MCB-Kalibriergeräte werden von Herstellern, Prüf- und Kalibrierlaboren sowie Instandhaltungsabteilungen eingesetzt, um den thermischen Überlastschutz von Leitungsschutzschaltern (MCBs) zu überprüfen und gegebenenfalls anzupassen.
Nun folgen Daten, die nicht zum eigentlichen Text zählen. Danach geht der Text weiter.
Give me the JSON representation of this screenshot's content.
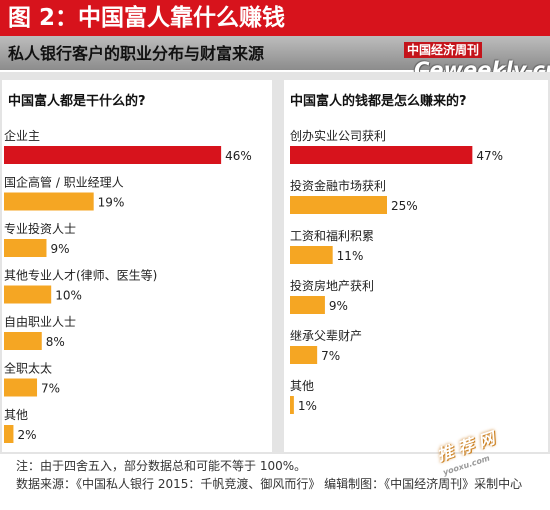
{
  "header": {
    "title": "图 2：中国富人靠什么赚钱",
    "subtitle": "私人银行客户的职业分布与财富来源",
    "magazine_logo": "中国经济周刊",
    "site_logo": "Ceweekly.cn"
  },
  "chart_data": [
    {
      "type": "bar",
      "orientation": "horizontal",
      "title": "中国富人都是干什么的?",
      "categories": [
        "企业主",
        "国企高管 / 职业经理人",
        "专业投资人士",
        "其他专业人才(律师、医生等)",
        "自由职业人士",
        "全职太太",
        "其他"
      ],
      "values": [
        46,
        19,
        9,
        10,
        8,
        7,
        2
      ],
      "value_labels": [
        "46%",
        "19%",
        "9%",
        "10%",
        "8%",
        "7%",
        "2%"
      ],
      "unit": "%",
      "xlim": [
        0,
        50
      ],
      "colors": [
        "#d7131c",
        "#f5a623",
        "#f5a623",
        "#f5a623",
        "#f5a623",
        "#f5a623",
        "#f5a623"
      ]
    },
    {
      "type": "bar",
      "orientation": "horizontal",
      "title": "中国富人的钱都是怎么赚来的?",
      "categories": [
        "创办实业公司获利",
        "投资金融市场获利",
        "工资和福利积累",
        "投资房地产获利",
        "继承父辈财产",
        "其他"
      ],
      "values": [
        47,
        25,
        11,
        9,
        7,
        1
      ],
      "value_labels": [
        "47%",
        "25%",
        "11%",
        "9%",
        "7%",
        "1%"
      ],
      "unit": "%",
      "xlim": [
        0,
        50
      ],
      "colors": [
        "#d7131c",
        "#f5a623",
        "#f5a623",
        "#f5a623",
        "#f5a623",
        "#f5a623"
      ]
    }
  ],
  "footer": {
    "note": "注：由于四舍五入，部分数据总和可能不等于 100%。",
    "source": "数据来源：《中国私人银行 2015：千帆竞渡、御风而行》 编辑制图：《中国经济周刊》采制中心"
  },
  "watermark": {
    "text": "推 荐 网",
    "url": "yooxu.com"
  }
}
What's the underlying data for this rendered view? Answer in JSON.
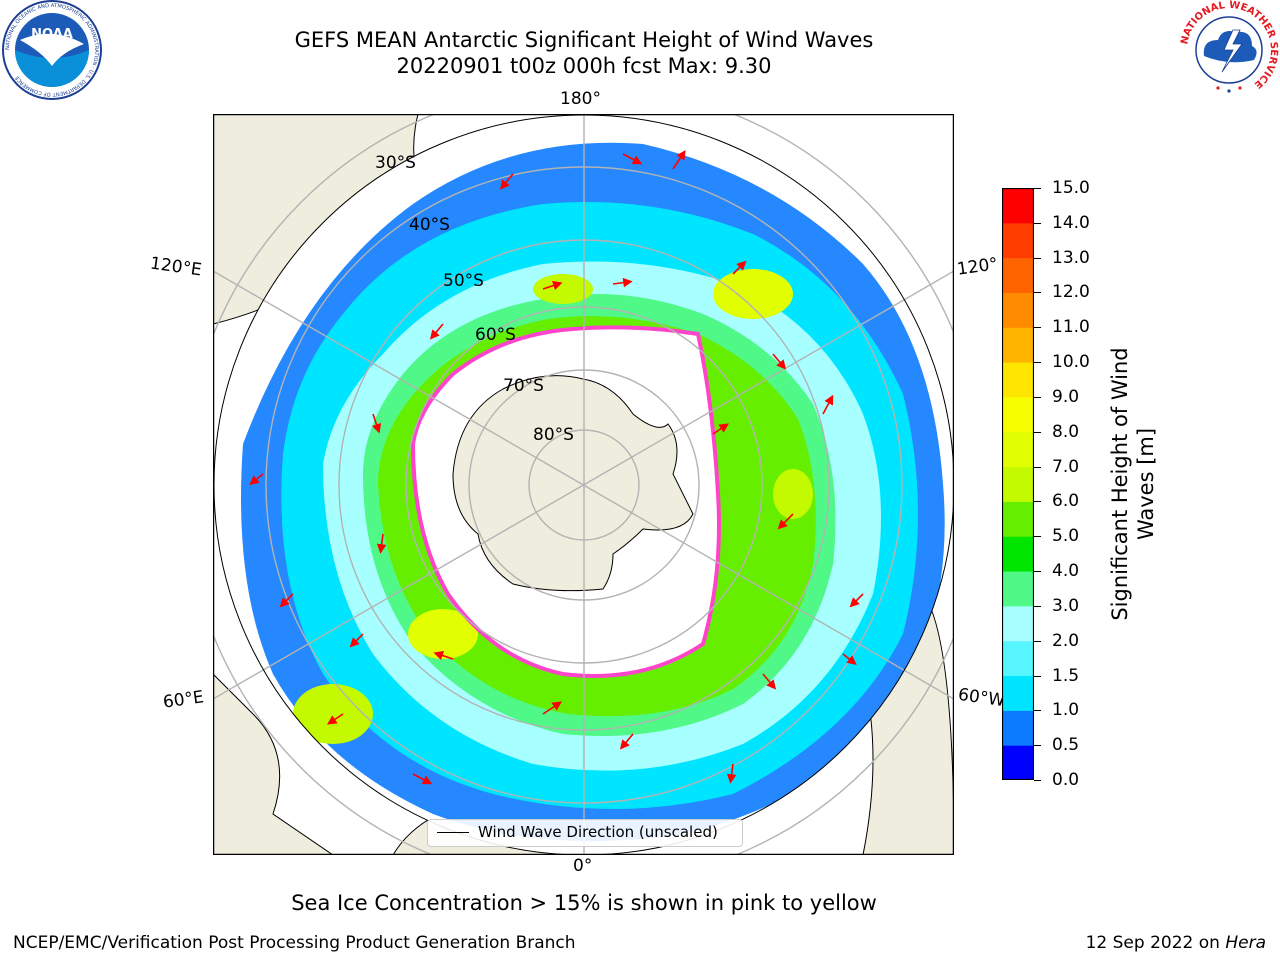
{
  "header": {
    "title_line1": "GEFS MEAN Antarctic Significant Height of Wind Waves",
    "title_line2": "20220901 t00z 000h fcst   Max: 9.30"
  },
  "logos": {
    "noaa": {
      "text": "NOAA",
      "ring_text": "NATIONAL OCEANIC AND ATMOSPHERIC ADMINISTRATION · U.S. DEPARTMENT OF COMMERCE"
    },
    "nws": {
      "ring_text": "NATIONAL WEATHER SERVICE"
    }
  },
  "map": {
    "projection": "south-polar-stereographic",
    "lon_labels": {
      "top": "180°",
      "bottom": "0°",
      "upper_left": "120°E",
      "lower_left": "60°E",
      "upper_right": "120°",
      "lower_right": "60°W"
    },
    "lat_labels": [
      "30°S",
      "40°S",
      "50°S",
      "60°S",
      "70°S",
      "80°S"
    ],
    "ocean_background": "#ffffff",
    "land_color": "#efedde",
    "grid_color": "#b3b3b3"
  },
  "legend": {
    "label": "Wind Wave Direction (unscaled)"
  },
  "colorbar": {
    "title_line1": "Significant Height of Wind",
    "title_line2": "Waves [m]",
    "ticks": [
      "15.0",
      "14.0",
      "13.0",
      "12.0",
      "11.0",
      "10.0",
      "9.0",
      "8.0",
      "7.0",
      "6.0",
      "5.0",
      "4.0",
      "3.0",
      "2.0",
      "1.5",
      "1.0",
      "0.5",
      "0.0"
    ],
    "bins": [
      {
        "from": 0.0,
        "to": 0.5,
        "color": "#0000ff"
      },
      {
        "from": 0.5,
        "to": 1.0,
        "color": "#0d7bff"
      },
      {
        "from": 1.0,
        "to": 1.5,
        "color": "#00e5ff"
      },
      {
        "from": 1.5,
        "to": 2.0,
        "color": "#57f5ff"
      },
      {
        "from": 2.0,
        "to": 3.0,
        "color": "#a8ffff"
      },
      {
        "from": 3.0,
        "to": 4.0,
        "color": "#4ff887"
      },
      {
        "from": 4.0,
        "to": 5.0,
        "color": "#00e600"
      },
      {
        "from": 5.0,
        "to": 6.0,
        "color": "#66ee00"
      },
      {
        "from": 6.0,
        "to": 7.0,
        "color": "#c3fa00"
      },
      {
        "from": 7.0,
        "to": 8.0,
        "color": "#e1ff00"
      },
      {
        "from": 8.0,
        "to": 9.0,
        "color": "#f5ff00"
      },
      {
        "from": 9.0,
        "to": 10.0,
        "color": "#ffe600"
      },
      {
        "from": 10.0,
        "to": 11.0,
        "color": "#ffb400"
      },
      {
        "from": 11.0,
        "to": 12.0,
        "color": "#ff8c00"
      },
      {
        "from": 12.0,
        "to": 13.0,
        "color": "#ff6400"
      },
      {
        "from": 13.0,
        "to": 14.0,
        "color": "#ff3c00"
      },
      {
        "from": 14.0,
        "to": 15.0,
        "color": "#ff0000"
      }
    ]
  },
  "footnote": "Sea Ice Concentration > 15% is shown in pink to yellow",
  "footer": {
    "credit": "NCEP/EMC/Verification Post Processing Product Generation Branch",
    "date_prefix": "12 Sep 2022 on ",
    "machine": "Hera"
  }
}
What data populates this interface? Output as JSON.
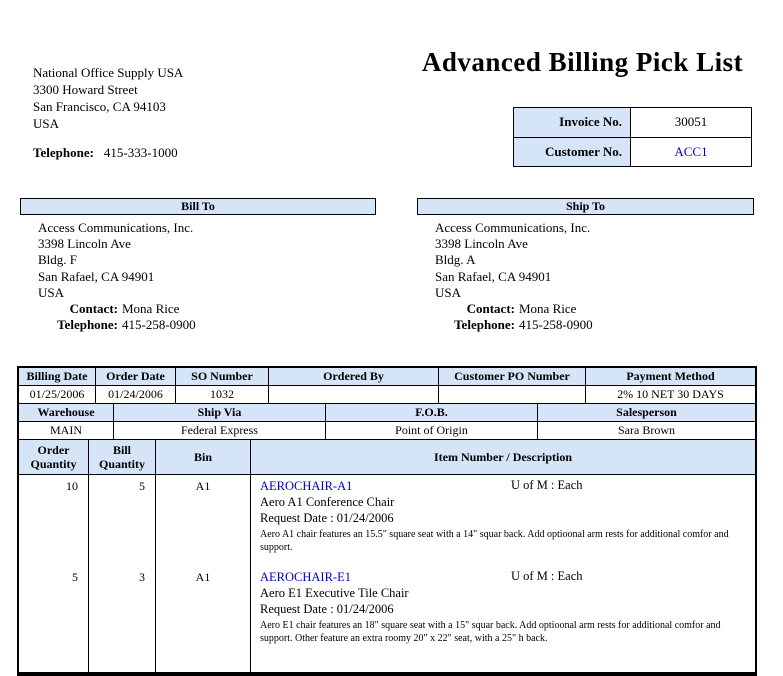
{
  "title": "Advanced Billing Pick List",
  "company": {
    "name": "National Office Supply USA",
    "address1": "3300 Howard Street",
    "address2": "San Francisco, CA 94103",
    "address3": "USA",
    "telephone_label": "Telephone:",
    "telephone": "415-333-1000"
  },
  "invoice_box": {
    "invoice_label": "Invoice No.",
    "invoice_value": "30051",
    "customer_label": "Customer No.",
    "customer_value": "ACC1"
  },
  "bill_to": {
    "header": "Bill To",
    "line1": "Access Communications, Inc.",
    "line2": "3398 Lincoln Ave",
    "line3": "Bldg. F",
    "line4": "San Rafael, CA 94901",
    "line5": "USA",
    "contact_label": "Contact:",
    "contact": "Mona Rice",
    "telephone_label": "Telephone:",
    "telephone": "415-258-0900"
  },
  "ship_to": {
    "header": "Ship To",
    "line1": "Access Communications, Inc.",
    "line2": "3398 Lincoln Ave",
    "line3": "Bldg. A",
    "line4": "San Rafael, CA 94901",
    "line5": "USA",
    "contact_label": "Contact:",
    "contact": "Mona Rice",
    "telephone_label": "Telephone:",
    "telephone": "415-258-0900"
  },
  "order_info": {
    "row1_headers": [
      "Billing Date",
      "Order Date",
      "SO Number",
      "Ordered By",
      "Customer PO Number",
      "Payment Method"
    ],
    "row1_values": [
      "01/25/2006",
      "01/24/2006",
      "1032",
      "",
      "",
      "2% 10 NET 30 DAYS"
    ],
    "row2_headers": [
      "Warehouse",
      "Ship Via",
      "F.O.B.",
      "Salesperson"
    ],
    "row2_values": [
      "MAIN",
      "Federal Express",
      "Point of Origin",
      "Sara Brown"
    ]
  },
  "items_table": {
    "headers": [
      "Order Quantity",
      "Bill Quantity",
      "Bin",
      "Item Number / Description"
    ],
    "items": [
      {
        "order_qty": "10",
        "bill_qty": "5",
        "bin": "A1",
        "item_number": "AEROCHAIR-A1",
        "uom": "U of M : Each",
        "description": "Aero A1 Conference Chair",
        "request_date": "Request Date : 01/24/2006",
        "details": "Aero A1 chair features an 15.5\" square seat with a 14\" squar back.  Add optioonal arm rests for additional comfor and support."
      },
      {
        "order_qty": "5",
        "bill_qty": "3",
        "bin": "A1",
        "item_number": "AEROCHAIR-E1",
        "uom": "U of M : Each",
        "description": "Aero E1 Executive Tile Chair",
        "request_date": "Request Date : 01/24/2006",
        "details": "Aero E1 chair features an 18\" square seat with a 15\" squar back.  Add optioonal arm rests for additional comfor and support.  Other feature an extra roomy 20\" x 22\" seat, with a 25\" h back."
      }
    ]
  },
  "colors": {
    "header_bg": "#d6e4f7",
    "link": "#0000cc",
    "border": "#000000"
  }
}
Die Geräte arbeiten, indem sie einen konstanten, präzisen Strom (üblicherweise 1351 TP3T des MCB-Nennstroms) an den MCB/Leitungsschutzschalter anlegen und die Auslösezeit (mit sehr hoher Genauigkeit, ±0,11 TP3T) messen.
MCB-Kalibriermaschinen gibt es in verschiedenen Ausführungen; manuelle Maschinen werden eingesetzt, wenn ein geringes Arbeitsvolumen erforderlich ist (z. B. Forschung und Entwicklung); halbautomatische Maschinen (Typ A und Typ B) sind darauf ausgelegt, die Produktivität durch die Bearbeitung mittlerer Arbeitsvolumina zu steigern; und Maschinen mit langer Laufzeit, die automatisch laufen, werden große Volumina bearbeiten.
Bei der Auswahl des für Ihre Bedürfnisse geeigneten MCB-Kalibriergeräts sollten Sie die folgenden Spezifikationen berücksichtigen: Zu den wichtigsten Spezifikationen gehören: Maximaler Strombereich (max. 500 A), sehr genaue Zeitmessung beim Auslösen, Anzahl der MCBs/Kalibriervorgänge, die Sie pro Tag durchführen möchten, und die Einhaltung der Norm IEC 60898-1.
Bei der Auswahl MCB-Kalibriermaschinen, Berücksichtigen Sie Ihr tägliches Produktionsvolumen, Ihr Budget und den benötigten Automatisierungsgrad. Die korrekte Kalibrierung eines Leitungsschutzschalters (LS-Schalter) trägt dazu bei, dass dieser bei Überlastung auslöst. Eine korrekte Kalibrierung schützt sowohl Anlagen als auch Personal.